Arguments received by Functional.call():
  • inputs={'bathyZ': 'tf.Tensor(shape=(None, 100, 1), dtype=float32)', 'AMP_WK': 'tf.Tensor(shape=(None, 1), dtype=float32)', 'Tperiod': 'tf.Tensor(shape=(None, 1), dtype=float32)'}
  • training=True
  • mask={'bathyZ': 'None', 'AMP_WK': 'None', 'Tperiod': 'None'}

Code:

feature_description = {
        'bathyZ': tf.io.FixedLenFeature([], tf.string),
        'bathyZ_shape': tf.io.FixedLenFeature([3], tf.int64),
        'AMP_WK': tf.io.FixedLenFeature([], tf.float32),
        'Tperiod': tf.io.FixedLenFeature([], tf.float32),
        'skew': tf.io.FixedLenFeature([], tf.string),
        'skew_shape': tf.io.FixedLenFeature([3], tf.int64),
    }
    
    def _parse_function(proto):
        # Parse
        parsed_features = tf.io.parse_single_example(proto, feature_description)
    
        # Decode/reshape the serialized tensors
        bathyZ = parsed_features['bathyZ']
        bathyZ = tf.io.parse_tensor(bathyZ, out_type=tf.float32)
        bathyZ = tf.reshape(bathyZ, [100, 1])
    
        skew = parsed_features['skew']
        skew = tf.io.parse_tensor(skew, out_type=tf.float32)
        skew = tf.reshape(skew, [100, 1])
    
        # Get other inputs, reshape
        AMP_WK = parsed_features['AMP_WK']
        Tperiod = parsed_features['Tperiod']
    
        AMP_WK = tf.reshape(AMP_WK, [1])
        Tperiod = tf.reshape(Tperiod, [1])
        
        # Create tuple
        inputs = {'bathyZ': bathyZ, 'AMP_WK': AMP_WK, 'Tperiod': Tperiod}
        outputs = {'skew': skew}
        
        return inputs, outputs
    
    # Create a TFRecordDataset and map the parsing function
    tfrecord_path = 'ML_0004.tfrecord'
    dataset = tf.data.TFRecordDataset(tfrecord_path)
    dataset = dataset.map(_parse_function)
        
        
    # Model
    
    
    def create_model():
        # Tensor input branch (shape: 100 timesteps, 1 feature)
        bathyZ = Input(shape=(100, 1), name='bathyZ')
        x = layers.Conv1D(32, 3, activation='relu', padding='same')(bathyZ)
        x = layers.Conv1D(64, 3, activation='relu', padding='same')(x)
        x = layers.Flatten()(x)
    
        # Scalar inputs
        AMP_WK = Input(shape=(1,), name='AMP_WK')
        Tperiod = Input(shape=(1,), name='Tperiod')
        
        # Combine all branches
        combined = layers.concatenate([x, AMP_WK, Tperiod])
    
        # Fully connected layer
        z = layers.Dense(64, activation='relu')(combined)
        z = layers.Dense(128, activation='relu')(z)
    
        # Output layer (tensor output, same shape as input tensor)
        skew = layers.Dense(100, activation='linear', name='skew')(z)
    
        # Create the model
        model = models.Model(inputs=[bathyZ, AMP_WK, Tperiod], outputs=skew)
        return model
    
    # Example usage:
    model = create_model()
    model.compile(optimizer='adam', loss='mse')
    model.summary()
    dataset = dataset.batch(1)  
    model.fit(dataset)

I tried reshaping various input tensors in the parsing and preprocessing steps to different versions of [1,100], [1,100,1] and so on, and tracking how the shape evolves.
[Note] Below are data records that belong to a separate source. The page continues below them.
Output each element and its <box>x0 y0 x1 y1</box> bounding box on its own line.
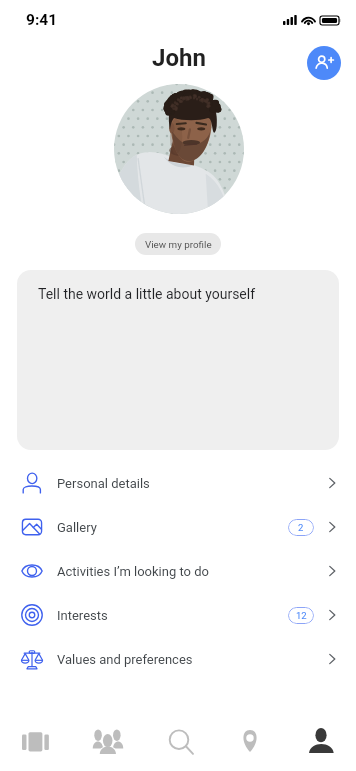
button[interactable]: Values and preferences <box>0 637 356 681</box>
button[interactable]: Gallery <box>0 505 356 549</box>
staticText: Activities I’m looking to do <box>57 564 209 579</box>
button[interactable]: Search <box>143 709 214 771</box>
staticText: Personal details <box>57 476 150 491</box>
button[interactable]: Places <box>214 709 285 771</box>
button[interactable]: Personal details <box>0 461 356 505</box>
button[interactable]: View my profile <box>135 233 221 255</box>
staticText: View my profile <box>145 239 212 250</box>
staticText: Values and preferences <box>57 652 193 667</box>
button[interactable]: Cards <box>0 709 72 771</box>
button[interactable]: Profile photo <box>114 84 244 214</box>
button[interactable]: Tell the world a little about yourself <box>17 270 339 450</box>
staticText: Gallery <box>57 520 97 535</box>
staticText: Tell the world a little about yourself <box>38 286 256 302</box>
staticText: John <box>152 44 206 72</box>
staticText: 2 <box>298 522 304 533</box>
button[interactable]: Activities I’m looking to do <box>0 549 356 593</box>
staticText: 9:41 <box>26 11 58 29</box>
button[interactable]: Profile <box>285 709 356 771</box>
button[interactable]: Interests <box>0 593 356 637</box>
button[interactable]: Add friend <box>307 46 341 80</box>
button[interactable]: People <box>72 709 143 771</box>
staticText: Interests <box>57 608 108 623</box>
staticText: 12 <box>296 610 307 621</box>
But I always run into some sort of dimension error


Solution

  • For some reason, despite the inputs being stored as a key-value, the order in which they are given to model = models.Model matters. If you reverse the order, and make it model = models.Model(inputs=[Tperiod, AMP_WK, bathyZ], outputs=skew), it works.